さらに、本件使用説明書(2)に添付の写真には、「辰之春の文字と辰を図案化したと思しき図を描いた絵馬」の入った包装(袋)に、本件商標と構成同一の「エイラクヤ」の文字が表示されているのが認められる。そして、同説明書に添付の納品書の写しをみると、「エマ.タツ.(チュウ)」(商品コード欄に記載)数量「10」が、 被請求人に対し「ヤマカタヤ」より、1999年10月10日または同15日を納品予定日として同年9月27日に発注されことが窺われ、同日に本件商標を使用した「絵馬」の取引がなされたと推認し得るものである。

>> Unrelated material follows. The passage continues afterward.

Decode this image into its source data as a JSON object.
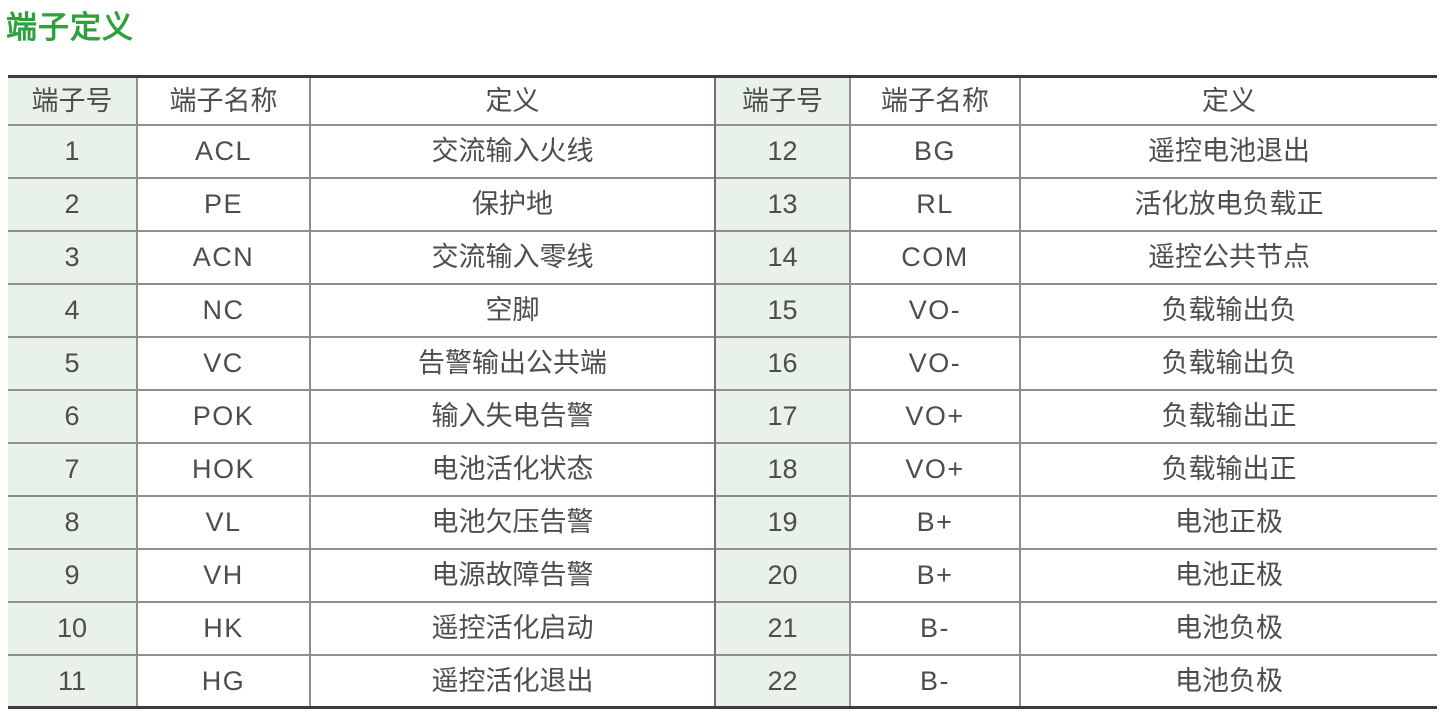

なお、請求人は、被請求人が「祈願・奉納用ほか購入者の用途に供される」旨の主張をし、また、前記納品伝票に「ワショッキ ミンゲイヒン」の記載があることから、当該商品は絵馬ではなく葬祭用具の概念に入らない旨主張する。しかし、被請求人提示の「絵馬」は、通常「小絵馬」といわれるものであり、本来神仏への祈願あるいは報謝のために神社等に奉納するものとして取引の対象とされるものである。広い意味でいえば絵馬も民芸品の一であり得るから、当該納品書に民芸品である旨の記載があることによつて、また、購入者が本来の目的以外の用途(例えば、室内装飾)に使用可能であるからといって、当該「絵馬」が商標法上別種の商品に変更されることにはならないというべきである。

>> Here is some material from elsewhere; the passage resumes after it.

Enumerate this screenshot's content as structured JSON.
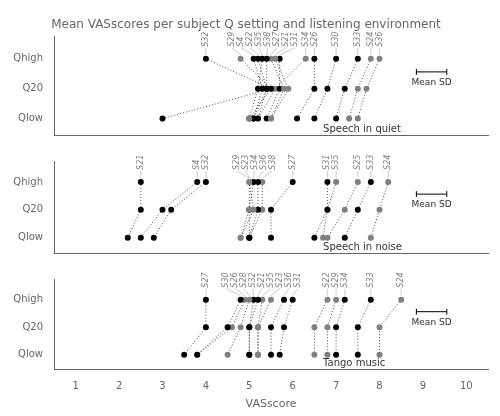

してみれば、上記年月日において本件商標を使用した商品「香立て」及び「絵馬」の取引がなされたものといえるものであるから、本件商標は、商標権者によって、本件審判請求の登録前3年以内に、取消請求に係る指定商品「葬祭用具」について、使用されていたというべきである。

これに対して、前述のとおり請求人は種々述べているが、その主張するところをもっては前記認定を覆すことはできないものといわざるを得ない。

したがって、本件商標は、継続して3年以上日本国内において、その指定商品について使用されなかったものとはいえないから、商標法第50条の規定により、その登録を取り消すべき限りでない。

よって、結論のとおり審決する。